On 5/15/19 11:25 PM, Dmitry Osipenko wrote:
15.05.2019 11:42, Joseph Lo пишет:
On 5/15/19 1:04 AM, Dmitry Osipenko wrote:
10.05.2019 11:47, Joseph Lo пишет:
This is the initial patch for Tegra210 EMC clock driver, which doesn't
include the support code and detail sequence for clock scaling yet.
The driver is designed to support LPDDR4 SDRAM. Because of the LPDDR4
devices need to do initial time training before it can be used, the
firmware will help to do that at early boot stage. Then, the trained
table for the rates we support will pass to the kernel via DT. So the
driver can get the trained table for clock scaling support.
For the higher rate support (above 800MHz), the periodic training is
needed for the timing compensation. So basically, two methodologies for
clock scaling are supported, one is following the clock changing
sequence to update the EMC table to EMC registers and another is if the
rate needs periodic training, then we will start a timer to do that
periodically until it scales to the lower rate.
Based on the work of Peter De Schrijver <pdeschrijver@xxxxxxxxxx>.

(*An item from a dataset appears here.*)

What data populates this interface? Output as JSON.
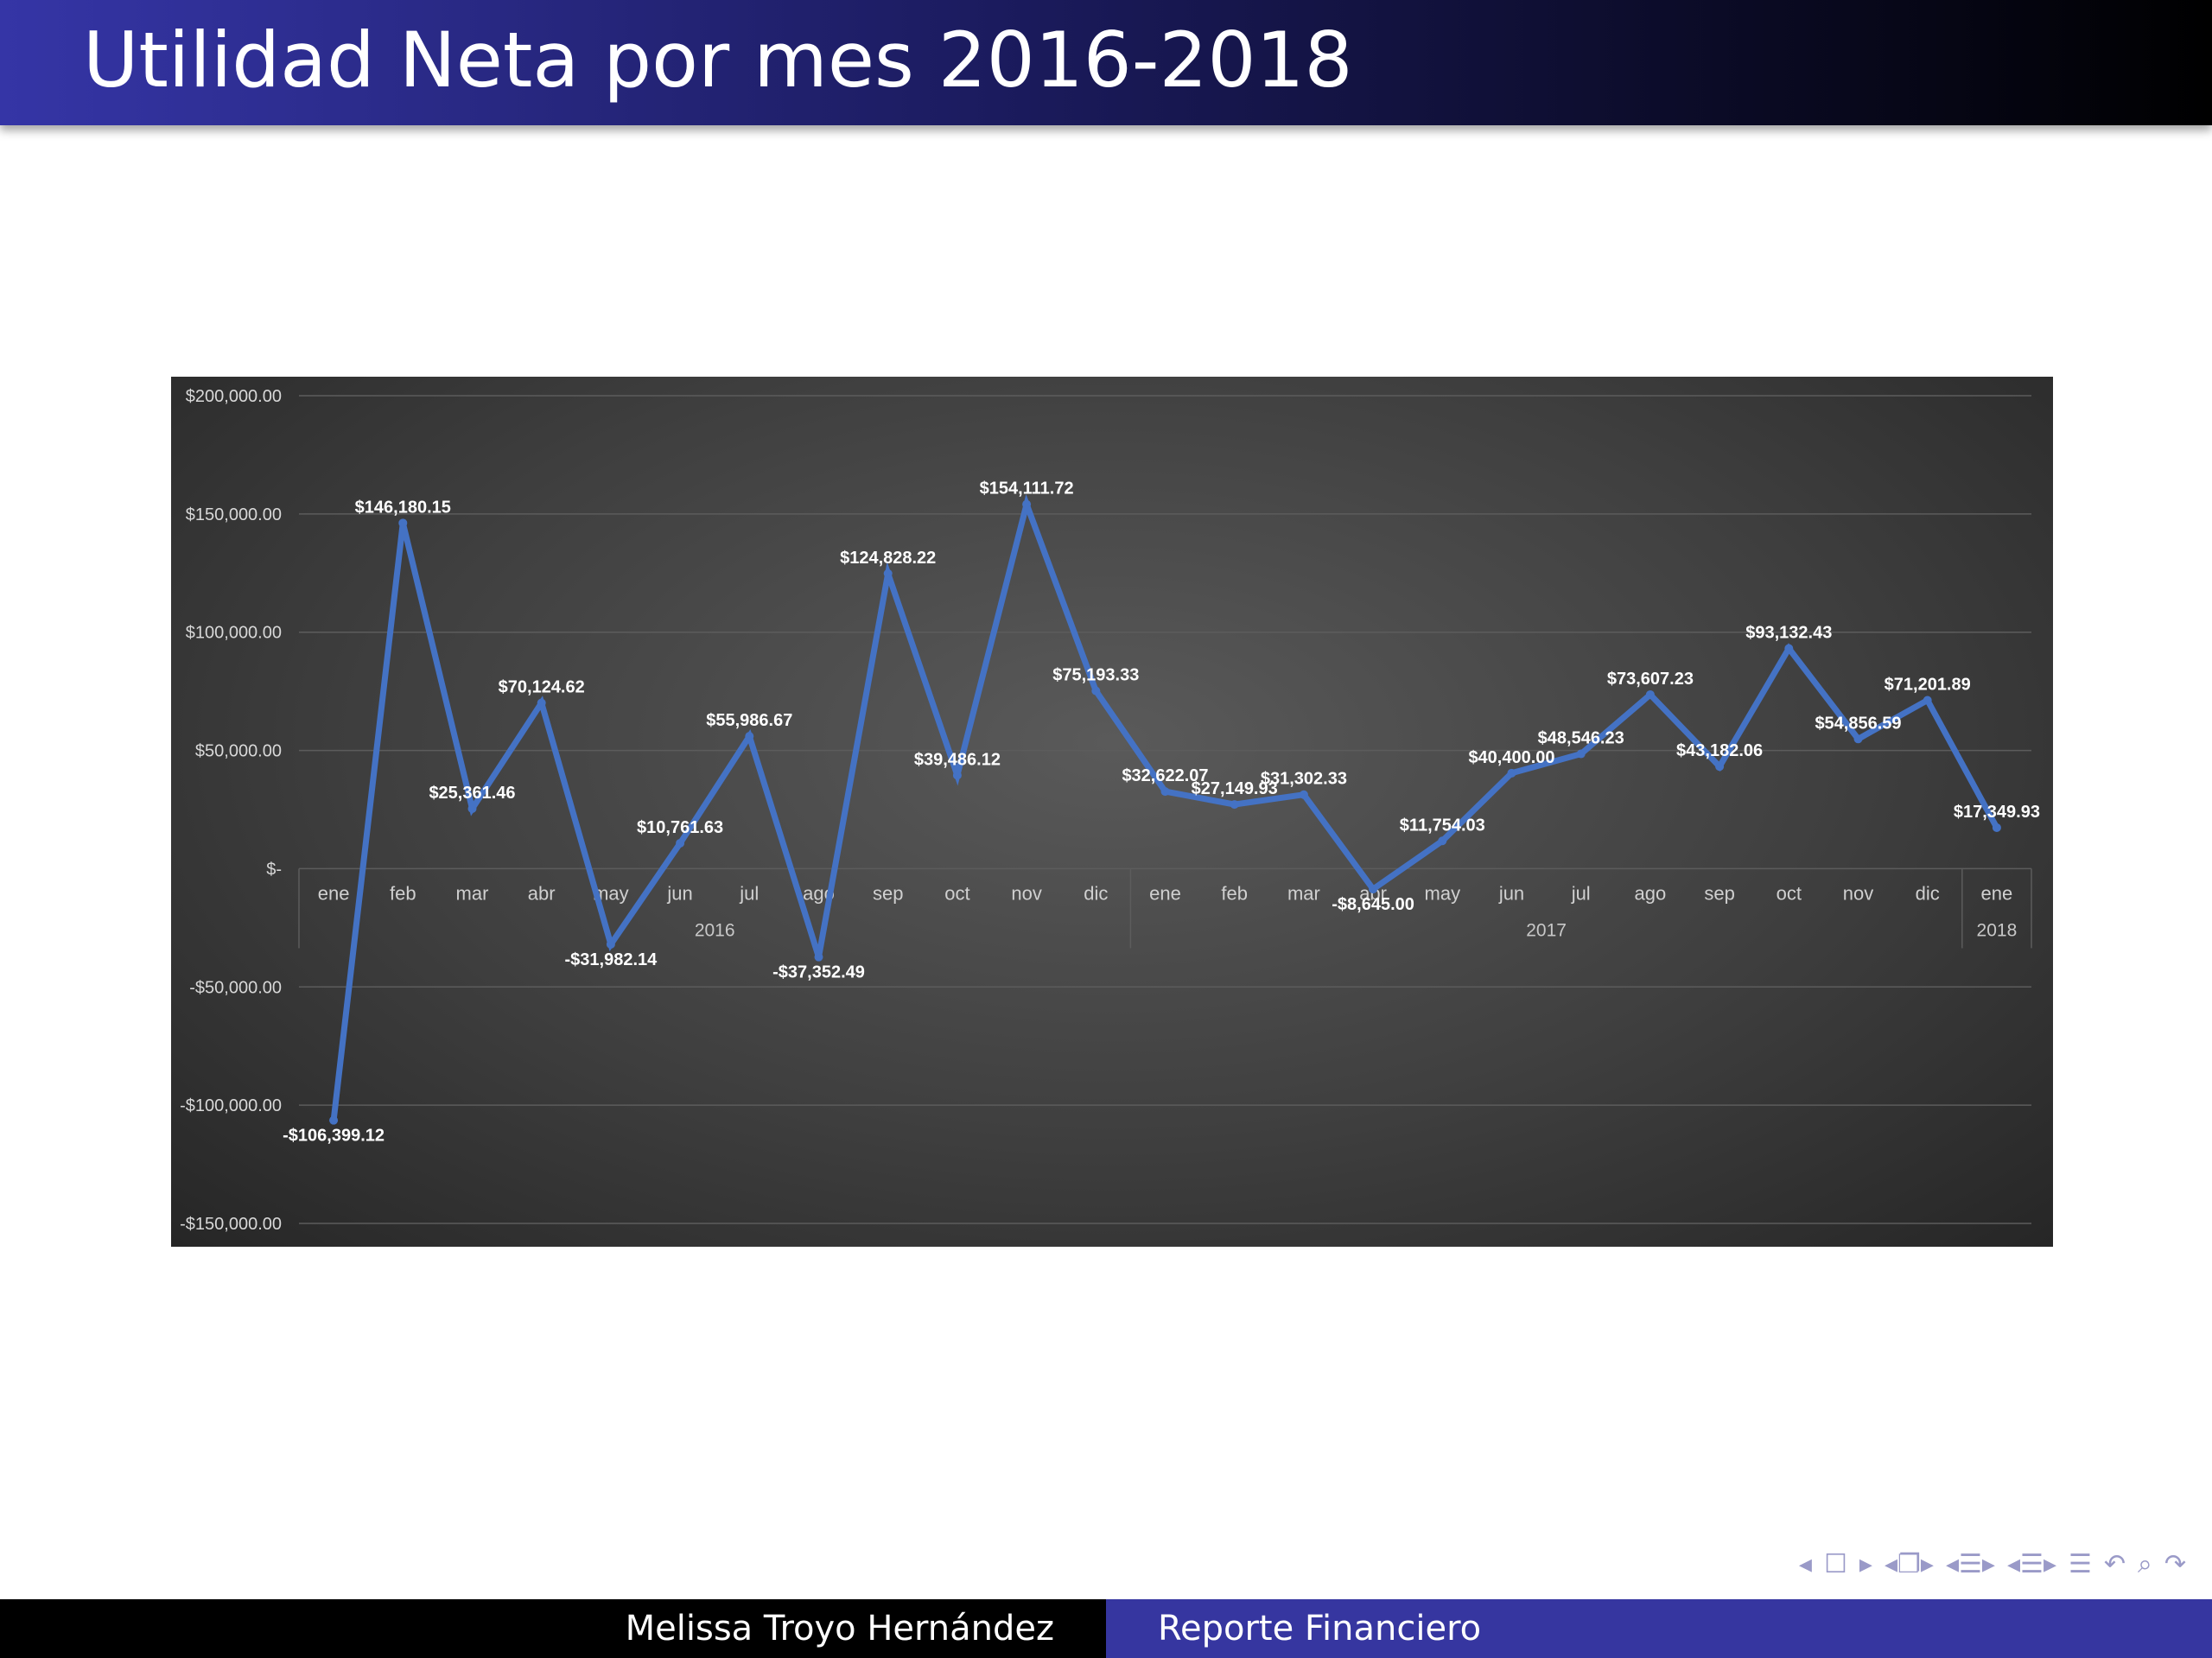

Signed-off-by: Joseph Lo <josephl@xxxxxxxxxx>
---
snip.
+ if (!seq->set_clock) {
+ seq = NULL;
+ dev_err(&pdev->dev, "Invalid EMC sequence for table Rev. %d\n",
+ emc->emc_table[0].rev);
+ goto emc_clk_register;
Why do you want to register EMC clock if something fails? KMSG will be
flooded with errors coming from clk_set_rate.
See patch 7 in the series, the legacy EMC clock will be removed later,
so we need to register the EMC clock whether the table is ready or not> In that case, I mean if the table is not available, it will still
register EMC clock at the rate that boot loader configured before kernel
booting. So the MC clock can still work as expected, which is under EMC
clock.
And I did test that, couldn't observe any KMSG in that case.
Looks like it kinda should work in the end.
Although it's not good that now MC driver relies on the EMC driver
presence. Maybe it's not the best variant with moving the clock stuff
into the EMC driver?
What about the backwards compatibility for DT that doesn't have the EMC
node?
What if EMC driver is disabled in the kernel's config?
The three questions above are actually one problem here. It's not about
MC clock, because it's still available after these changes. And MC
driver can still get it in the probe function even the EMC driver isn't
there.
The problem is that without EMC driver after these changes. The PLLM
will have no client under it, which will cause the PLLM to be disabled
in the late init call of "clk_disable_unused". So the system will be stuck.
And lastly.. what stops the MC driver to probe before the EMC? Looks
like MC driver is already in trouble because it's on arch level and the
EMC is on subsys, hence MC will get the orphaned clock and won't
initialize hardware properly on probe.
After this moving, the EMC driver will be always enabled by default. And
the DT change is necessary as well. The blob of EMC table is not
necessary, because it needs a firmware update. We will update the
firmware accordingly after the review settled and release it later.
In case of no EMC table blob, the driver can still be registered, but no
scaling function provided.
BTW, how are you testing the EMC driver? Is there T210 devfreq patches
in works? Or what's the user of the EMC on T210?
1. Currently, via debugfs.
2. No, we prefer to use Interconnect framework for that. The evaluation
is ongoing.
3. With Interconnect, the devices or peripherals can register on it to
request the BW. So we can fine-tune the BW requirements with the latency
allowance registers altogether to get better efficiency.